Et parmi nos relations les plus tordues que nous entretenons avec le bon sens, il y en a une qui serait susceptible de connaitre une révolution majeure : le langage. Une grammaire numérique pourrait en effet restaurer les conditions d’une syntaxe bien plus rigoureuse que celle dont nous usons. Pas un banal replâtrage, ni un anachronique tournant linguistique, mais une véritable tabula rasa du monde des signifiants. Comme un langage épuré de ses malfaçons, évidé de ses contresens, récusant les bizarreries produites jusqu’alors. Fini les énoncés qui se mordent la queue, les paradoxes produisant des nœuds au cerveau, comme le fameux « barbier qui doit raser tout ceux qui ne se rasent pas eux même ; mais qui le rase lui ? » Quoi que. Les logiciens purs et durs (Jean Yves Girard : le fantôme de la transparence, 2016) pensent au contraire que cette voie numérique nous mènera davantage encore dans l’impasse, multipliant les points aveugles et autres indécidables problèmes déjà identifiés par les illustres Kurt Gödel puis Alan Turing.
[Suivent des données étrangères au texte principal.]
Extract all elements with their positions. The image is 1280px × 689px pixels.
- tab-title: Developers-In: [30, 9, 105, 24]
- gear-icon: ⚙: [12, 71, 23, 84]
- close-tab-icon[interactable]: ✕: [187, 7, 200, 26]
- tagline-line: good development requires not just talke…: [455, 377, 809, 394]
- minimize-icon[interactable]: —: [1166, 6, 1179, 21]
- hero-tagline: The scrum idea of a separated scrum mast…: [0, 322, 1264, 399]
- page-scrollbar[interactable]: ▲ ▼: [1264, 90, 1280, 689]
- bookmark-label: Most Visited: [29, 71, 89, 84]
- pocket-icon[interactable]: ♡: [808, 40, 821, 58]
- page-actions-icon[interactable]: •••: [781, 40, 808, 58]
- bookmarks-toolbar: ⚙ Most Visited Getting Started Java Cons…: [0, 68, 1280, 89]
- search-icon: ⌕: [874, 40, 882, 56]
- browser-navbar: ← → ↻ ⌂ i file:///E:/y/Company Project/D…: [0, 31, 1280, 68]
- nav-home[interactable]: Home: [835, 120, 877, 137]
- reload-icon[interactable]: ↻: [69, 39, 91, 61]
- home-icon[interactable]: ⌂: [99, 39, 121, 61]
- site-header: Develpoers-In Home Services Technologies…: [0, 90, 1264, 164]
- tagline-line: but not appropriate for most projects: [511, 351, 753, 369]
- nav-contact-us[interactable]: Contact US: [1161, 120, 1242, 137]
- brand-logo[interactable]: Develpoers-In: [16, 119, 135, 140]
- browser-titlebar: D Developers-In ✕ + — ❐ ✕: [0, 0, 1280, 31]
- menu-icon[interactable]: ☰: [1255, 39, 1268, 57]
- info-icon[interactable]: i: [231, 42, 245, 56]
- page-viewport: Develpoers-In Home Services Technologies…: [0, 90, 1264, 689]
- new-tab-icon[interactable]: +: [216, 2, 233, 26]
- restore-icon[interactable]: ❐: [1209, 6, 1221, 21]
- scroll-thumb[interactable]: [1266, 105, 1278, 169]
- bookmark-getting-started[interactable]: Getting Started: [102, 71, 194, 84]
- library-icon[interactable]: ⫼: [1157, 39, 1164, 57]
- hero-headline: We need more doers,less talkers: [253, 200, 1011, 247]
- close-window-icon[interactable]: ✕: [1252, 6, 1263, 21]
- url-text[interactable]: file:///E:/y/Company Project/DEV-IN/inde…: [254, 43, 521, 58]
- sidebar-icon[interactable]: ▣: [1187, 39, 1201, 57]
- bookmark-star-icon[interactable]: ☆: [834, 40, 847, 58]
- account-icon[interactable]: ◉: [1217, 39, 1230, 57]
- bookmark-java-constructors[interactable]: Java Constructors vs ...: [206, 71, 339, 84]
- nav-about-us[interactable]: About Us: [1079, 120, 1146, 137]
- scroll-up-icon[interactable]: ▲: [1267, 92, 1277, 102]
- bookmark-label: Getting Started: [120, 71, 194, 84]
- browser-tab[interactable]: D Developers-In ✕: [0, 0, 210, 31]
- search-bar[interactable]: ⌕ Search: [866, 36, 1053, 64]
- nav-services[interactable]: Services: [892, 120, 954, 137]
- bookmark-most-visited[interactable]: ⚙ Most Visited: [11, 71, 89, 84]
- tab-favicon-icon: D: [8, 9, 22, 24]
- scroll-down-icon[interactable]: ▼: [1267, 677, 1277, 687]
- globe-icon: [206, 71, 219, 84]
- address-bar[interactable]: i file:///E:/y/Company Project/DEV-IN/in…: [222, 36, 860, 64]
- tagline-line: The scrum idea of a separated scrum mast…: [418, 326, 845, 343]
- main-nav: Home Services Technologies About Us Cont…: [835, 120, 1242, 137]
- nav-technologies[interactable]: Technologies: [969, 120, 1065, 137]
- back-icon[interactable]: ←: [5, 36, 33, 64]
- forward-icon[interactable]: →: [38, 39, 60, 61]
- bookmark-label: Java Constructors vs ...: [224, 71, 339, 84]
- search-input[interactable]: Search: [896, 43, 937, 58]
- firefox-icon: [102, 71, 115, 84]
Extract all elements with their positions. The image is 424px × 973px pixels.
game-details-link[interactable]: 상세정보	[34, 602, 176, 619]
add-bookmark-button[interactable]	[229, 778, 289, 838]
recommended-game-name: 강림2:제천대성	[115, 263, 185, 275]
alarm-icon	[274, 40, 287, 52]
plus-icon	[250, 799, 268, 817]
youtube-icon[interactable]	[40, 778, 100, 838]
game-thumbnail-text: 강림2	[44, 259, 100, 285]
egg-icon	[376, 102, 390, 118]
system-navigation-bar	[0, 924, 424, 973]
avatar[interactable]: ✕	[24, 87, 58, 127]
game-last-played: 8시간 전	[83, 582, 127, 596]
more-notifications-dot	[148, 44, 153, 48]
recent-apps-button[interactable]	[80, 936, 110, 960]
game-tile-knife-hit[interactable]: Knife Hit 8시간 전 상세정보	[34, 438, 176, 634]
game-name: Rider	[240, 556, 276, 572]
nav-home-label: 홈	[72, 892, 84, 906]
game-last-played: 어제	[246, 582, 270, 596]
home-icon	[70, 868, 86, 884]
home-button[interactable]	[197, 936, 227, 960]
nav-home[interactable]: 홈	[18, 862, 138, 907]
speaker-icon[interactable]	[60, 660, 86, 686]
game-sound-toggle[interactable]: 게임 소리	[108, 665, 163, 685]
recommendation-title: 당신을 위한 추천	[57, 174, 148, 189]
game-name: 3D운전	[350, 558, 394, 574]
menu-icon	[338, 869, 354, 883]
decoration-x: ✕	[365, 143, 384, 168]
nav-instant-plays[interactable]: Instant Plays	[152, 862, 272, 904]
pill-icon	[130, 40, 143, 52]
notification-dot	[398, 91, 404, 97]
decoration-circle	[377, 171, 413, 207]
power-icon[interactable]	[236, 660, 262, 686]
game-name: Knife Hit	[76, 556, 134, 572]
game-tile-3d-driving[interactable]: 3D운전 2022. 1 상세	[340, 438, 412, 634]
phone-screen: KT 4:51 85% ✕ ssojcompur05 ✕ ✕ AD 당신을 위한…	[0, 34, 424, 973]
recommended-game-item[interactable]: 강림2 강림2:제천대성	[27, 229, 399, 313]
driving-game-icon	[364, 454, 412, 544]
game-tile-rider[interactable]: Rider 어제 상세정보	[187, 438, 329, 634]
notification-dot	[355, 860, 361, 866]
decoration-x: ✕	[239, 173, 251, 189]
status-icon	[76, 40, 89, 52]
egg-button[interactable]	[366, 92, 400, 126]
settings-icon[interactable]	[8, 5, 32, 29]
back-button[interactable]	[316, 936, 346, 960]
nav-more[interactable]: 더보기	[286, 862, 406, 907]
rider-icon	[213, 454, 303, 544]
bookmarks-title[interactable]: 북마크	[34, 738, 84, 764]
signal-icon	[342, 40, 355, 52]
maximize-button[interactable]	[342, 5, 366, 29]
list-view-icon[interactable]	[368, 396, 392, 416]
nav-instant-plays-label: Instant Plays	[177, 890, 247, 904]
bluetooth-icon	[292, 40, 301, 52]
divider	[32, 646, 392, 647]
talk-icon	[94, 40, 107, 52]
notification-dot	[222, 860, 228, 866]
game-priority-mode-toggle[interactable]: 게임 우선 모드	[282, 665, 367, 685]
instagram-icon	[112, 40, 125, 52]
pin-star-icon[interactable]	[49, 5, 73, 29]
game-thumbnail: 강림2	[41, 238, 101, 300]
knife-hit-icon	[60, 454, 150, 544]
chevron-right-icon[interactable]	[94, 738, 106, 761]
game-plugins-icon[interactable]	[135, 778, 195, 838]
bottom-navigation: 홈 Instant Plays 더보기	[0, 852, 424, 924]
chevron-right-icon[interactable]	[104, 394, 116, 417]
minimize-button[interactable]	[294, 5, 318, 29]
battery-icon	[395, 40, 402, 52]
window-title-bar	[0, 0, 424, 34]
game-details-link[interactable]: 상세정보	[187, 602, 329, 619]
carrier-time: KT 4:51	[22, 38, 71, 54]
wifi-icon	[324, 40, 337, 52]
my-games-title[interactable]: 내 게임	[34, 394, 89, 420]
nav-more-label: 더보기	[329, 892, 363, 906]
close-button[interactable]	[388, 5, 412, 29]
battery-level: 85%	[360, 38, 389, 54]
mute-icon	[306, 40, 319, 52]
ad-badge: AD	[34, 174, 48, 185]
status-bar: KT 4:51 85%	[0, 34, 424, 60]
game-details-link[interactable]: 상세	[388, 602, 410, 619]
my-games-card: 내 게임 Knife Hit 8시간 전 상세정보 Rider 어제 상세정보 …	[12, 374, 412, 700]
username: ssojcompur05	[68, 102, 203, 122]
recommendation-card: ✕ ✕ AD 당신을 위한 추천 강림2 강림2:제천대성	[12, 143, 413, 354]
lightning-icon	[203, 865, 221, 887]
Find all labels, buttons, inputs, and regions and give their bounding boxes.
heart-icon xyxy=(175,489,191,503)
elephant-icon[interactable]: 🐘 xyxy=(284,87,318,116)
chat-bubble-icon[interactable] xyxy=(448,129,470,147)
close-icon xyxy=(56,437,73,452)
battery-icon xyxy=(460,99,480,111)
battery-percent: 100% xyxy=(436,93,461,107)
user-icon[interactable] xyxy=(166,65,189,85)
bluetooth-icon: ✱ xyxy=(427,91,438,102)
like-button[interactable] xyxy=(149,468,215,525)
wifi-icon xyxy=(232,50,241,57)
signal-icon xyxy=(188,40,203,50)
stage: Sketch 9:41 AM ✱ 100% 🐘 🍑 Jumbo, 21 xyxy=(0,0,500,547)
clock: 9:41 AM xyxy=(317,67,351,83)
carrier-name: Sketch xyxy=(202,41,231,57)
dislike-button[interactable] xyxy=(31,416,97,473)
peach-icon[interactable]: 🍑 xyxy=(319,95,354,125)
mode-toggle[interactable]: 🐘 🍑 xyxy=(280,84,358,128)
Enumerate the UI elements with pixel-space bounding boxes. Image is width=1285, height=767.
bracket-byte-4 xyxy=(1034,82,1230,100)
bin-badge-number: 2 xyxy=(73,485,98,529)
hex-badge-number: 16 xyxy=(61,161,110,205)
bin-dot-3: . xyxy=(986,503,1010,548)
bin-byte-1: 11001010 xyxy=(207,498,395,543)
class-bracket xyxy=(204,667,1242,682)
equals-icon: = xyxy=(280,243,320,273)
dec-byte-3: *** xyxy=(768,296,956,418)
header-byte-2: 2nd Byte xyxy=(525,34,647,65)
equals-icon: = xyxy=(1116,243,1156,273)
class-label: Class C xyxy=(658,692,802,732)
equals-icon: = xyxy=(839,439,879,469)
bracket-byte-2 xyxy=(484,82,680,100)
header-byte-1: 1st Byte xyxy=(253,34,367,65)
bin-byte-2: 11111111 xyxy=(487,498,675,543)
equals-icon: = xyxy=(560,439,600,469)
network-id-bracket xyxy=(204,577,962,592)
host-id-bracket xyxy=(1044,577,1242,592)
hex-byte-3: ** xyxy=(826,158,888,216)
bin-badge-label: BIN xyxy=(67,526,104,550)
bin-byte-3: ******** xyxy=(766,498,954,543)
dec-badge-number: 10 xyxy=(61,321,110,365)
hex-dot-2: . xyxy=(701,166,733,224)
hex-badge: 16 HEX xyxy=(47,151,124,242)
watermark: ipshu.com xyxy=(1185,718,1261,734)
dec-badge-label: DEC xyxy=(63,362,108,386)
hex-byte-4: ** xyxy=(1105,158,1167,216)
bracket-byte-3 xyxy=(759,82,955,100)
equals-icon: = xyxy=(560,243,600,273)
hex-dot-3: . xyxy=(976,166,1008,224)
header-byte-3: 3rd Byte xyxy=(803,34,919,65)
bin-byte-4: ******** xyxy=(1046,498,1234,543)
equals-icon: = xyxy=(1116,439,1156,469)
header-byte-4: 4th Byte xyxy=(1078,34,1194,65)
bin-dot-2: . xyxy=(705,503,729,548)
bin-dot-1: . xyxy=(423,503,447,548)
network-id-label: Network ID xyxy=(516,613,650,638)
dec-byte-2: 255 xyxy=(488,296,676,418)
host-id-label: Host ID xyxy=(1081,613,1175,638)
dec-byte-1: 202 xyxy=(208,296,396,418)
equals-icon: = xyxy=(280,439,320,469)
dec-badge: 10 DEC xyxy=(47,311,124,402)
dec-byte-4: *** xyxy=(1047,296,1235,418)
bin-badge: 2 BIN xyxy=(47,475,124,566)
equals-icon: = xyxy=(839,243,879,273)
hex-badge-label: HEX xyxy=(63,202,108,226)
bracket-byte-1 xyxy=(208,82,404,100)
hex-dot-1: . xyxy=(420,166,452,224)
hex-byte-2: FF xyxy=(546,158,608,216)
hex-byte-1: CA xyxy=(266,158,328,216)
Mais la trépanation numérique est plus ambitieuse encore. Elle nous promet la numérisation de nos sens, de nos rêves, de nos possibles, et pourquoi pas de nos valeurs. Oui, avec la trépanation numérique, nous nous libérons du choix moral. Ce n’est plus à nous de résoudre le célèbre dilemme du tramway devenu fou : « si j’actionne la manette, le tramway change de direction, et je sauve la personne âgée qui traverse, mais j’écrase alors la jeune fille sur son vélo. Que faire ? » L’automate homoncule décidera à notre place, et lui ne buggera pas, car il est programmé pour choisir. Quoi que, encore. Programmé comment ? A partir de quelle échelle de valeur ? Aujourd’hui, certains pensent que la meilleure solution possible serait de laisser l’automate choisir au hasard, pour éviter toute querelle éthique (Alexei Grinbaum : Les robots et le mal, 2019). Sauf que le hasard numérique, ce n’est pas trivial. Finalement, l’Homme fait presque mieux.
Le cerveau se moule dans le bit
« Notre cerveau est en train de se reconfigurer en direct, et nous regardons ailleurs », pour paraphraser Jacques Chirac parlant de notre indifférence face au réchauffement climatique.
Les gourous des sciences cognitives et de l’intelligence artificielle bataillent sur des détails, s’épuisent à décliner les subtiles nuances entre le réseau de neurones de l’Homme et celui de la machine : « la machine de Turing a-t-elle des lunettes ou bien ? » Mais l’essentiel se déroule sous leurs yeux. Et ils ne s’en rendent pas compte. Comme une fenêtre d’Overton qui glisse imperceptiblement, le cerveau se moule dans le bit. Tôt au tard, nous parlerons bit, nous penserons bit, nous aimerons bit, nous rêverons bit. Et nous mourrons bit.
Nous voilà donc murs pour la trépanation numérique. Les Chatbots ont déjà pris place sur nos lèvres, les clics ponctuent depuis longtemps nos pensées binaires, et les écrans définissent nos seuls horizons de réflexion. On se prend même à rêver d’une trépanation plus sauvage encore, celle du bit quantique. Mais là nous entrons dans un autre monde.